On the eve of the 11-M attacks, when Spanish society’s rejection of the Iraq war was general, Hans Blix told La Vanguardia in Madrid that “there was no conclusive evidence to attack Iraq.” Blix, a Swedish diplomat, director for 16 years of the International Atomic Energy Agency, had been head of the UN inspectors who searched for the alleged weapons of mass destruction in Iraq from November 2002 until almost March 20, 2003, the date of the invasion. He believed that in three more months he would have been able to present evidence one way or the other. In April, after the capture of Baghdad, the George W. Bush Administration finally recognized that such weapons did not exist.

Hans Blix had been reviled by the US press and by the White House, with the exception of Counselor Condoleezza Rice and Secretary of State Colin Powell. Washington was then carrying out an unusual campaign against the UN and against the “old Europe” embodied by France and Germany, which refused to follow him in his challenge to international legality. Blix diplomatically said of Bush and his allies that “I’m not sure they took the issue of legality very seriously.” The US, Great Britain and Spain “withdrew their draft resolution before the Security Council to approve the war because they would not have a majority” and “decided to take action.”

Colin Powell, played the saddest role of a loyal official presenting false evidence to the Security Council, despite the fact that he himself had thrown intelligence reports about Saddam Hussein’s weapons on the floor of the Oval Office. In fact, he had had chemical weapons to gas the Kurds in 1988, when the Iraqi leader was the West’s friend against Iran. But in 2003, Blix claimed, “intelligence services exaggerated and misinterpreted fragmentary data and statements by defectors.”

The vial of alleged toxic substances in the hands of Powell at the UN was one of the three iconic images of the invasion, along with the demolition of the statue of Saddam in Baghdad on April 9 (intended for television, which avoided showing that there wasn’t a crowd of Iraqis in the square) and Bush’s “mission accomplished” statement on an aircraft carrier on May 1. They were all far from reality. And the war had only just begun.

Iraq was a country on its knees, penalized by the invasion of Kuwait and subject to a cruel program called Oil for Food.
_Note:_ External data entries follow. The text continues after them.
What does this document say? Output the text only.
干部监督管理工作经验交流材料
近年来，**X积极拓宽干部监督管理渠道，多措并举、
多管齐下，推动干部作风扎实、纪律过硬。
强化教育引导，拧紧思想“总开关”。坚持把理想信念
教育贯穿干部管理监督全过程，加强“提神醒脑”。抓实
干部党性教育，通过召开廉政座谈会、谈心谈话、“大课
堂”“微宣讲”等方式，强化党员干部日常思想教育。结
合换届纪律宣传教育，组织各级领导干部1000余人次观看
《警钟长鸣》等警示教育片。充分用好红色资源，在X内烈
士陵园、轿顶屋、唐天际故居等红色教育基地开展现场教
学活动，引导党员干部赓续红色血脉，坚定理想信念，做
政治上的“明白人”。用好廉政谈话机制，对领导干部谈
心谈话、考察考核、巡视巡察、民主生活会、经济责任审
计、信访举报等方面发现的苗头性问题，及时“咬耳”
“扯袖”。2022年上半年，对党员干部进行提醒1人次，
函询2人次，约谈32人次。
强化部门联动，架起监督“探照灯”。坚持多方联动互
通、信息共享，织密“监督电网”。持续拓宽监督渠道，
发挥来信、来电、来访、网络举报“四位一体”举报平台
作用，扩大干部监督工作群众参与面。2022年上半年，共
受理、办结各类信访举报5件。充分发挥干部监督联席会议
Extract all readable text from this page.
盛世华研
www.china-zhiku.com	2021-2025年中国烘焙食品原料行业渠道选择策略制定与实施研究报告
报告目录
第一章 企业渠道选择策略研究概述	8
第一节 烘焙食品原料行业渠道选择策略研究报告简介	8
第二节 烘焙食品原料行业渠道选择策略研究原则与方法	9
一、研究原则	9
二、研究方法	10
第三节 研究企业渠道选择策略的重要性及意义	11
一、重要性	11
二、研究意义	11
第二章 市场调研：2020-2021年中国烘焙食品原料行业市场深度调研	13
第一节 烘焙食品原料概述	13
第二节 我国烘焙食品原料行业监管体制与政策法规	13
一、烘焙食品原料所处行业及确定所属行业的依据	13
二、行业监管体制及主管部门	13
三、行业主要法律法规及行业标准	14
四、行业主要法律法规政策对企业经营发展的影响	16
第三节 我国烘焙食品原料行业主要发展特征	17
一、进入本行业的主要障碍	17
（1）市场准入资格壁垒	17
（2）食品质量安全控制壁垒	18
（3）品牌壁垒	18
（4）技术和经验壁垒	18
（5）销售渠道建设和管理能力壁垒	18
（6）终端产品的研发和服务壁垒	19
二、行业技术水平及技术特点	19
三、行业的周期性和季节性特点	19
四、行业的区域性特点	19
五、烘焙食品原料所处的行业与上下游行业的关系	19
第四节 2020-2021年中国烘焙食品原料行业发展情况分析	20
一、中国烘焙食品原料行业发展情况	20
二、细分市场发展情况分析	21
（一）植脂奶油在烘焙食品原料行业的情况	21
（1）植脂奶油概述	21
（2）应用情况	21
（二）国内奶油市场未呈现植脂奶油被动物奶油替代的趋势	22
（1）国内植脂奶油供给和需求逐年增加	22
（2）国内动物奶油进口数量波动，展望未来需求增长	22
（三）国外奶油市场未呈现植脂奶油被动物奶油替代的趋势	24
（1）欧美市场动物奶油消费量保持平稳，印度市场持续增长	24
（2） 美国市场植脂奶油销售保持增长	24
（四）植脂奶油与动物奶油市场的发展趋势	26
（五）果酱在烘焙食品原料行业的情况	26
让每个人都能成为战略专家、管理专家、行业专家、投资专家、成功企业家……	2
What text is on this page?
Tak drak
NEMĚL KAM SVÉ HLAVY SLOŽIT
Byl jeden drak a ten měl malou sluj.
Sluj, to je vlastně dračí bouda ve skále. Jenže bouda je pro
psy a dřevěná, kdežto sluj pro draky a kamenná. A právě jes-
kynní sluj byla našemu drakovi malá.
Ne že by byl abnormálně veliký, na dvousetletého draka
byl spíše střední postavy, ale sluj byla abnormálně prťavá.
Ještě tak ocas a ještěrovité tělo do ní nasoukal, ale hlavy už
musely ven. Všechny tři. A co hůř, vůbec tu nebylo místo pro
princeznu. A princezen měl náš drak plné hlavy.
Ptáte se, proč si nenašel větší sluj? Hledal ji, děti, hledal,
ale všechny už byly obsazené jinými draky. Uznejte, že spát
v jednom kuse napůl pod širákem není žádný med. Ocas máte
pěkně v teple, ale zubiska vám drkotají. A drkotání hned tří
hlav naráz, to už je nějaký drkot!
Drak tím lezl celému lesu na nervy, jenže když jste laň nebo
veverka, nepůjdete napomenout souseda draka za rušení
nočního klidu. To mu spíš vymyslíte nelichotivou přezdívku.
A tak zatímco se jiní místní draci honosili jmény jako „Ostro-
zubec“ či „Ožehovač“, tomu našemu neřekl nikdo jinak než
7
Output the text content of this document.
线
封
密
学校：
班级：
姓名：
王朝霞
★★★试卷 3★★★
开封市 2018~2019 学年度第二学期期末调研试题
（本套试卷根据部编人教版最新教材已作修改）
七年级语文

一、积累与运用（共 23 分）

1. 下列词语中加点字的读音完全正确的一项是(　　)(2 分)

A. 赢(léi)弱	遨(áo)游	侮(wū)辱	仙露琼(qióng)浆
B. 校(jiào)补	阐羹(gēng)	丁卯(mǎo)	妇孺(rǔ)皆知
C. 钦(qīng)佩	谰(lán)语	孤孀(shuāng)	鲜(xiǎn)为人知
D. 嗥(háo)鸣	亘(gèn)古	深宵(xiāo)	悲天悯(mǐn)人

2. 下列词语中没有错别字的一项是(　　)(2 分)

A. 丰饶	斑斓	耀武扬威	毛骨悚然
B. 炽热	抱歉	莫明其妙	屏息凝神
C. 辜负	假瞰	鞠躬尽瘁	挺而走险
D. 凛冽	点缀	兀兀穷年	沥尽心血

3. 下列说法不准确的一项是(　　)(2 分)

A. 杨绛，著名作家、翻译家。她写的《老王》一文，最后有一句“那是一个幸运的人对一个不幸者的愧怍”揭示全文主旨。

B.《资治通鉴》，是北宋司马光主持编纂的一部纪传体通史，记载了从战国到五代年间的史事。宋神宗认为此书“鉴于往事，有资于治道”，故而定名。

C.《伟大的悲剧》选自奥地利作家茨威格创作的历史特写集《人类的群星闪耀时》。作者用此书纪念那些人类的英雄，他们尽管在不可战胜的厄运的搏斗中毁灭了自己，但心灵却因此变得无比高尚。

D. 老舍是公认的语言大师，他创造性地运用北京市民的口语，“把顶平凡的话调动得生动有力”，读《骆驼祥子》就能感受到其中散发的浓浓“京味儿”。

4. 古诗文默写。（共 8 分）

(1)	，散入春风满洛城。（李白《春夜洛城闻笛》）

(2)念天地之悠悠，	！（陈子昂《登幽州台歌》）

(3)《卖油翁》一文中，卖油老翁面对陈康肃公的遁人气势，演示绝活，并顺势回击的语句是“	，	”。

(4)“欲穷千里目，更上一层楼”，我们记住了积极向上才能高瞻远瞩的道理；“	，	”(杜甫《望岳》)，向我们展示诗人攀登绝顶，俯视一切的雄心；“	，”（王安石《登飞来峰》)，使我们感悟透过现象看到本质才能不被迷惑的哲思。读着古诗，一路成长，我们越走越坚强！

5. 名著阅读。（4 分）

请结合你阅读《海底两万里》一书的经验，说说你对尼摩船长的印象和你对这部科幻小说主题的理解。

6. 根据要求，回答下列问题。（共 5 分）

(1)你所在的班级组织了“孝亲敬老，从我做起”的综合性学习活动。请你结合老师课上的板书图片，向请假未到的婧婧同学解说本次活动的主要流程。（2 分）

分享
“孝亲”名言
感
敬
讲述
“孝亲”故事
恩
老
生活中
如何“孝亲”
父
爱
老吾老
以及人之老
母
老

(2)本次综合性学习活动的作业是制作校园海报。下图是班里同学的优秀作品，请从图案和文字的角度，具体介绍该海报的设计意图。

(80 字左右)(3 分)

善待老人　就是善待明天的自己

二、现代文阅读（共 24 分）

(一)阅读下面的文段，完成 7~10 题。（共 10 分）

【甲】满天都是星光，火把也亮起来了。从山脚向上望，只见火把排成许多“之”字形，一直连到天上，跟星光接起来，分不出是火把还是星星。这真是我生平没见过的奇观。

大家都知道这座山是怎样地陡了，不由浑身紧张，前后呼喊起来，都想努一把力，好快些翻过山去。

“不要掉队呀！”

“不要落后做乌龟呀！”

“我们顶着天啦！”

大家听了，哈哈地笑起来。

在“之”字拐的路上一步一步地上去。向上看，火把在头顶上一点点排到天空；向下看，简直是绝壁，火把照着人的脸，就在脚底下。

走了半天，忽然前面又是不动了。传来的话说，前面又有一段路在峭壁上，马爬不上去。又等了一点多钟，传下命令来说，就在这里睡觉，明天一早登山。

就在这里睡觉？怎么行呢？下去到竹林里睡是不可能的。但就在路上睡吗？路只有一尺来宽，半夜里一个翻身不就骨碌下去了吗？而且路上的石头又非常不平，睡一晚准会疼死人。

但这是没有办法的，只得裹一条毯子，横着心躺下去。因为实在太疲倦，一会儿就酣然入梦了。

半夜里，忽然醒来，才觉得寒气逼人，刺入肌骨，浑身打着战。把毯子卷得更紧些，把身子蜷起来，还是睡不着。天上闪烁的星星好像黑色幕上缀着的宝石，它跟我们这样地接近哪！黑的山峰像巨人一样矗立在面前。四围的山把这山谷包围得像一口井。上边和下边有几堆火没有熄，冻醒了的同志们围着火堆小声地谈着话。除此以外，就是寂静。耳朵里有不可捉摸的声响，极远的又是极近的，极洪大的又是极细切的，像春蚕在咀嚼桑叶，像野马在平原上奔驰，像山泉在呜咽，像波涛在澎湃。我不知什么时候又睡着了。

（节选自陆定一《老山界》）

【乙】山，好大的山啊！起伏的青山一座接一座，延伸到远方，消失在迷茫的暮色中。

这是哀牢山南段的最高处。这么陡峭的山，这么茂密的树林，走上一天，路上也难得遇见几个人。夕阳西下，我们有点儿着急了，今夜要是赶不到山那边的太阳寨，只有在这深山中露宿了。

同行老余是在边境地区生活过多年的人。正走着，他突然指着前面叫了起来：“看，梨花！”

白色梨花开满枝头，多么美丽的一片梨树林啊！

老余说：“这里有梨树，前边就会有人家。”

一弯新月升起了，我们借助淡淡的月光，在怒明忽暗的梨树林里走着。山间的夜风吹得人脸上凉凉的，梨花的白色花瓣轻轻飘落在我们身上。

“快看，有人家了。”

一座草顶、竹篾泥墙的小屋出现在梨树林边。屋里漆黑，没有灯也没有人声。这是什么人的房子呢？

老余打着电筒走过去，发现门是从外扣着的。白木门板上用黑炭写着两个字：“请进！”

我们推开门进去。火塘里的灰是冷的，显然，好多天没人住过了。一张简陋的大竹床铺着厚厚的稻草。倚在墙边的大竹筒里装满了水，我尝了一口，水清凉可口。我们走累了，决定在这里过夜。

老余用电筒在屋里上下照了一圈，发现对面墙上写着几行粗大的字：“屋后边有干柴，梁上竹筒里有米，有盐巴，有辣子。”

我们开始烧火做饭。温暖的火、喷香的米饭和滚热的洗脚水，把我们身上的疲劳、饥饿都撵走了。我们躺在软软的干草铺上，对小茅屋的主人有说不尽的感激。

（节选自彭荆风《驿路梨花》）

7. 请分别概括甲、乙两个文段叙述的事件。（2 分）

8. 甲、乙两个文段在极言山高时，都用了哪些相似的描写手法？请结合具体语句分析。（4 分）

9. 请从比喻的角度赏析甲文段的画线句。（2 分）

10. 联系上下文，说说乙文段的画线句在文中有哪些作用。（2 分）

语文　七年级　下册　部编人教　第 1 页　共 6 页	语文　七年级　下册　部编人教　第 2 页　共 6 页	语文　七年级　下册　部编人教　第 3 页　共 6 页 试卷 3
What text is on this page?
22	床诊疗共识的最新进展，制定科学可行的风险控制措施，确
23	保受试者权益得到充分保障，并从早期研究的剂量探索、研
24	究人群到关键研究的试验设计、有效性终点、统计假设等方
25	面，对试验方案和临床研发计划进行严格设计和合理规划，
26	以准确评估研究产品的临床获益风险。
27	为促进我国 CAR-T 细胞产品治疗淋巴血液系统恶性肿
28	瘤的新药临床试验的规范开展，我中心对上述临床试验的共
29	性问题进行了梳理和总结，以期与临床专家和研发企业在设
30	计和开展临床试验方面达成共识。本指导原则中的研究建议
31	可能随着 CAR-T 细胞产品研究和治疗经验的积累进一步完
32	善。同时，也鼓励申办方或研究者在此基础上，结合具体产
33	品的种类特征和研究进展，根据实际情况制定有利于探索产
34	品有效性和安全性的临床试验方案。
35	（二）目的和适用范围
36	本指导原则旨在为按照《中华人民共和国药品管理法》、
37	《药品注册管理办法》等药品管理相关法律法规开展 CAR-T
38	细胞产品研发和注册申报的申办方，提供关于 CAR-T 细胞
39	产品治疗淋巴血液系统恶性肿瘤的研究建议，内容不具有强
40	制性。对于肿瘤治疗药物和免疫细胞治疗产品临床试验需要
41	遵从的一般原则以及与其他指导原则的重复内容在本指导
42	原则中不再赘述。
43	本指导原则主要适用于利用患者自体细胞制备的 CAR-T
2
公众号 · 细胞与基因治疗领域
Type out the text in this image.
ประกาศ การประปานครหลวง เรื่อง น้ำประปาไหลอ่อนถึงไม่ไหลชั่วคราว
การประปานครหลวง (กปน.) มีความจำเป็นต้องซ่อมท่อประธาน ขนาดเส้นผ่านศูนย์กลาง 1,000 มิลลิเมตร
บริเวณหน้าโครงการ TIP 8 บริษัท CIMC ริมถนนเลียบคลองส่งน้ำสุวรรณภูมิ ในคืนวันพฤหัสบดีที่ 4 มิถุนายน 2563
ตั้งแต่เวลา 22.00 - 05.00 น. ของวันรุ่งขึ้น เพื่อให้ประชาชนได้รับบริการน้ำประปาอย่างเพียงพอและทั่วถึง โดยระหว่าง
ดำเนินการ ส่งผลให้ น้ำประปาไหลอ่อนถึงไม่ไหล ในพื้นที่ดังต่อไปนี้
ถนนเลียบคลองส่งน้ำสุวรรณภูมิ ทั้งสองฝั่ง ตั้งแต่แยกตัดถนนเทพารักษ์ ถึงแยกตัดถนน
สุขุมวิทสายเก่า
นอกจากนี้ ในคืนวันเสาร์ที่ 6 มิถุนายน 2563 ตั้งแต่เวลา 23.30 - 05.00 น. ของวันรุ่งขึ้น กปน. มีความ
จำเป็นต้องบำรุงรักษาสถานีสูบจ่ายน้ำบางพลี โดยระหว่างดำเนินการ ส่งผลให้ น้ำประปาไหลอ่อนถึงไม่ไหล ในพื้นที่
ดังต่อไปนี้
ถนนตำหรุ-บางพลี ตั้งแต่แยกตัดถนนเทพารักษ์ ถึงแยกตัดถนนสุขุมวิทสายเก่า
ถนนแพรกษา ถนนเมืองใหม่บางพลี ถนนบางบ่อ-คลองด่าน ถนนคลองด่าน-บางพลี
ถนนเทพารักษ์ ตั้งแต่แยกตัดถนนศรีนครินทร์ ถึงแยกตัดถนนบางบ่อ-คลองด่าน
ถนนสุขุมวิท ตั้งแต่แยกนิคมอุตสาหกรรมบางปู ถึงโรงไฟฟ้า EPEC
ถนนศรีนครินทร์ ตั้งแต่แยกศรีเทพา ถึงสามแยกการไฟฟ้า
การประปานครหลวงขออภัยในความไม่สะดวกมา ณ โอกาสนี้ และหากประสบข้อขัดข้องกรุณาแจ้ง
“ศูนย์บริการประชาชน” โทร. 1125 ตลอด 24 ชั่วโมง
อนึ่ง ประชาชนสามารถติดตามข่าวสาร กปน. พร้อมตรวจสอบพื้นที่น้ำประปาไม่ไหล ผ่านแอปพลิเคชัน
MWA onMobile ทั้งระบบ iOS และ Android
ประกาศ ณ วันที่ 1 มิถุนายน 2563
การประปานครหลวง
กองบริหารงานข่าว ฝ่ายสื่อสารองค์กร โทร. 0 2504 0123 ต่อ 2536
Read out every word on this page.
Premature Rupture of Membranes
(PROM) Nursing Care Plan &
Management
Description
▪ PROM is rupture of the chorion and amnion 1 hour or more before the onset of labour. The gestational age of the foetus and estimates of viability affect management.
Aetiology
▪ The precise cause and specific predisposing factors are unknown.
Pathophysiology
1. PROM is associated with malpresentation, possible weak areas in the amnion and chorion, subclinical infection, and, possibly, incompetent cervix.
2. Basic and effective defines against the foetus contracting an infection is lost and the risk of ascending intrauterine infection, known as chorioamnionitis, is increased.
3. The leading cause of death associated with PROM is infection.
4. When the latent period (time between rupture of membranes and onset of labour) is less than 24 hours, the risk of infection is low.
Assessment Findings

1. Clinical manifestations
In that first Gulf War his army had been literally buried in the sand by the Americans. But the resistance would emerge in force, dragging the occupying coalition (in the end, nominally 48 countries) into a counterinsurgency war –with phases of civil war– that in 2006 had already cost the lives of at least 655,000 people. The use of depleted uranium ammunition in both 1991 and 2003 left thousands of children suffering from cancer and malformations.

It has been said and repeated that the great mistake of the US was disbanding the army, but even worse was dismantling the Baath party (socialist with Arab characteristics), the base of Saddam’s regime, with which the country was left without cadres. professionals, and not only in administration. Hundreds of thousands went unemployed. In addition, the occupation caused a greater division of the country by relying on the Kurds in the north and by trying the same with the Shiites in the south, until then marginalized from power. However, both Shias and Sunnis would go to the insurgency.

The other pretext for the invasion, the presence of Al Qaeda and Saddam’s link to 9/11, was another falsehood but, like a self-fulfilling prophecy, terrorism appeared: on August 19, a truck bomb exploded in front of the headquarters hotel. of the UN mission in Baghdad, killing its head, the Brazilian Sergio Vieira de Mello, the captain of the ship Manuel Martín-Oar, deputy to the Spanish ambassador, and 20 other people. The Abu Ghraib prison (whose tortures were denounced by the journalist Seymour Hersh) will be a breeding ground for jihadists. There is even a connection between them and the retaliated members of the Baath party. When local jihadism reconverts under the name of the Islamic State in Iraq, former Saddam men will form part of its leadership.

The occupation made Iraqi politics more sectarian and corrupt, with the Shiite prime minister Nuri al Maliki as a great exponent. That sectarianism has consequences to this day. Sunnis who agreed to fight jihadism were far from rewarded; Iranian-backed Shi’ite militias and their political wing were growing in importance. The rise of Islamic State in 2014 was a result of all this, and since its defeat in 2017 – which led to the destruction of Mosul’s medina – Iraq has been mired in constant instability.

In 2007, the US began its withdrawal and in 2021 it closed its combat mission, limiting its military presence to advisory services. The adventure of 20 years ago, aimed at seizing Iraqi oil – in a more open than veiled way – has had an unexpected end: if any country has influence in Iraq today, it is Iran.